For the single player the mode you'll be playing first is most likely to be the story mode. Before you can undertake (no pun intended) the story mode however, you'll have to create a wrestler of your own. You can't use an existing superstar in story mode, you have to be an unknown and work your way up the ranks.

The create a wrestler function has long been one of my favourite parts of wrestling games and the one in Day Of Reckoning works very well. I was able to make a pretty close approximation of Spiderman and give him all the most kick arse moves.

The game's story mode is predictable fair; various plot twists and things take place, alliances are formed and broken and all the kinds of thing we see on the WWE TV shows. You really have no control over how any of these go down though. The only choice you get to make is whether you wrestle on the RAW or Smackdown roster, everything else is pre-determined. It would have been better if several possible story arcs were possible, this would also provide incentive to play through the story mode more than once. Even so the plotlines are amusing enough and mimic what fans are used to seeing to an admirable degree.

The grappling system in Day of Reckoning is simple yet effective. For weak grapples you tap the A button. For strong grapples you hold down the A button. Pressing different directions on the control stick allows you perform different moves. The strong grapples do more damage, but are more likely to be countered. The striking attacks works the same way, except you use the B button. The countering, using R for strikes or L for grapples, works nicely; if you time it correctly almost all situations can be reversed. If you've played these types of games before it should seem very comfortable and if you haven't it won't take too long for you to get used to it.

There are many other moves too, like top rope stuff, submission holds and special finishing moves. Mostly everything is nice and easy to pull off, though occasionally there are some control problems. The running moves, for instance, seem a bit retarded and don't quite hit correctly and tagging your partner or getting in or out of the ring sometimes doesn't register right away. It can be a bit frustrating, but never bad enough to ruin the game.

I still most enjoy the old N64 wrestling games that AKI did - like No Mercy - where it was methodical, but you felt like some degree of strategy was required. Day of Reckoning strikes a decent balance between that pace and the faster, more arcade like speed of most recent (Yukes developed) wrestling games. For me, it still doesn't play as well as No Mercy though. I'd be happy if THQ just remade that game with better graphics. Oh well, I can dream.

There are some good touches to the gameplay. Location specific damage means you can work on a certain body part and then put on a submission hold and make your opponent give up. Weight comes into the equation; big fat blokes are harder to throw around than little skinny buggers. Then there's the "momentum shift" where you can be getting your arse totally kicked and suddenly turn the tables and get back in with a chance. Oh and there's blood! You can bust your opponents head open, which is always nice.

On the downside, in the end it often makes little difference which moves you use and as such it can feel a bit too "button mash" friendly.

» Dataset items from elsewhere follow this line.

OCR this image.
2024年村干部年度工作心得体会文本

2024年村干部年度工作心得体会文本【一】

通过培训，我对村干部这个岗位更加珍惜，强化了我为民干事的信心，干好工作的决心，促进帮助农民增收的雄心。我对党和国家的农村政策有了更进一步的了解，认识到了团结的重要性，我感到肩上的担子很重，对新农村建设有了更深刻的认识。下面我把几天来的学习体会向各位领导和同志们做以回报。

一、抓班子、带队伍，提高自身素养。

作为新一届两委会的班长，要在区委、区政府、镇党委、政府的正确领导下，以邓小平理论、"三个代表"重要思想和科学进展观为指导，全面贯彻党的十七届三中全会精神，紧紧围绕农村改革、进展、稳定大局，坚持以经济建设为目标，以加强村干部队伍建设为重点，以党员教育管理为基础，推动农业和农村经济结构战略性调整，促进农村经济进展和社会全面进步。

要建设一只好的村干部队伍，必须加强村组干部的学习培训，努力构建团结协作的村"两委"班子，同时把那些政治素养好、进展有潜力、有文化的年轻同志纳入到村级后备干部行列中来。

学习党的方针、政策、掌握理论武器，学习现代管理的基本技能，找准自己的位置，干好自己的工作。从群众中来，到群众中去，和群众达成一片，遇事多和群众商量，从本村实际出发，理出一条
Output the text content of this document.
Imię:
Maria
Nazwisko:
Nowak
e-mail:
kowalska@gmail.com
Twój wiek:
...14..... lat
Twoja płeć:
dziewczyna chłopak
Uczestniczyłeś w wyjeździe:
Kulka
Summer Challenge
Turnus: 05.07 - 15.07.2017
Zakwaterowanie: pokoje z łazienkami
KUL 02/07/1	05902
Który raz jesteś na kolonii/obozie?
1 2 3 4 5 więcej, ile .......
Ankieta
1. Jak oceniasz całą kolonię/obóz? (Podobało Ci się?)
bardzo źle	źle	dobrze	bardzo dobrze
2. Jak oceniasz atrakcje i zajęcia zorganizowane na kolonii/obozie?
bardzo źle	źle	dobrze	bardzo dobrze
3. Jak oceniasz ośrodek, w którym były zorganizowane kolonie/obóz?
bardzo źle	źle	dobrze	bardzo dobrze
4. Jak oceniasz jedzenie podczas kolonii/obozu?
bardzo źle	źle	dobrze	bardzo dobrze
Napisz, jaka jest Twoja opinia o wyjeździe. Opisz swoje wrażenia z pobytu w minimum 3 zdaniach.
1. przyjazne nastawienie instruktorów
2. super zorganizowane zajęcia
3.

Day of Reckoning has a variety of match types to indulge in. Table, ladder and chair matches, cage matches, hell in a cell matches. So that's all pretty cool. It is annoying that you have to throw an opponent into the cell a few times in order to break it, instead of being able to walk out a door. As a result of this setting up a fight on top of the cell sort of ends up being more trouble than it is worth. The bra and panties match is also included, where you get two of the bimbos to rip each other's clothes off. I'll stick to real porn thanks.

The graphics are pretty impressive but for a few exceptions. The character models are solid but some of the textures aren't up to the highest standards the Gamecube is capable of. They look more like PS2 quality textures. The hair and skin in particular look noticeably unrealistic. Compare it to a Gamecube title with top quality textures- like Super Smash Bros. and you will know what I mean. However the animations, facial expressions, entrances, arenas and most other aspects of the game look extremely good. The multiple angles and slow motion effects when you hit a special move are awesome too. So, all told, this is a good looking game.

The sound is a bit disappointing in that there are no voices whatsoever. None of the wrestlers speak; the story mode is advanced using text. There's no match commentary at all either. On the up side, most of the wrestler's entrance themes are included, excluding those with licensing issues, such as Ric Flair's. There are also a selection of songs that play during the matches themselves- including Bring the Noise from Anthrax and Public Enemy! How did that end up with all the "nu metal" (or whatever they're calling it these days) songs from all these interchangeable new bands? Oh well, it takes me back to my reckless teen years at least. While these songs are suitable enough, they do get repetitive after a while. The sounds of all the punches and kicks and bones getting mangled should satisfy your bloodlust nicely.

As far as Day of Reckoning's difficulty goes, the story mode starts off dead easy and gets a bit trickier as you go. But for a good challenge, and if you want the game to last you a longer, I'd recommend setting the game to at least the second hardest mode from the get go. Then the AI does a good job of reversing your moves and the matches get a lot more interesting.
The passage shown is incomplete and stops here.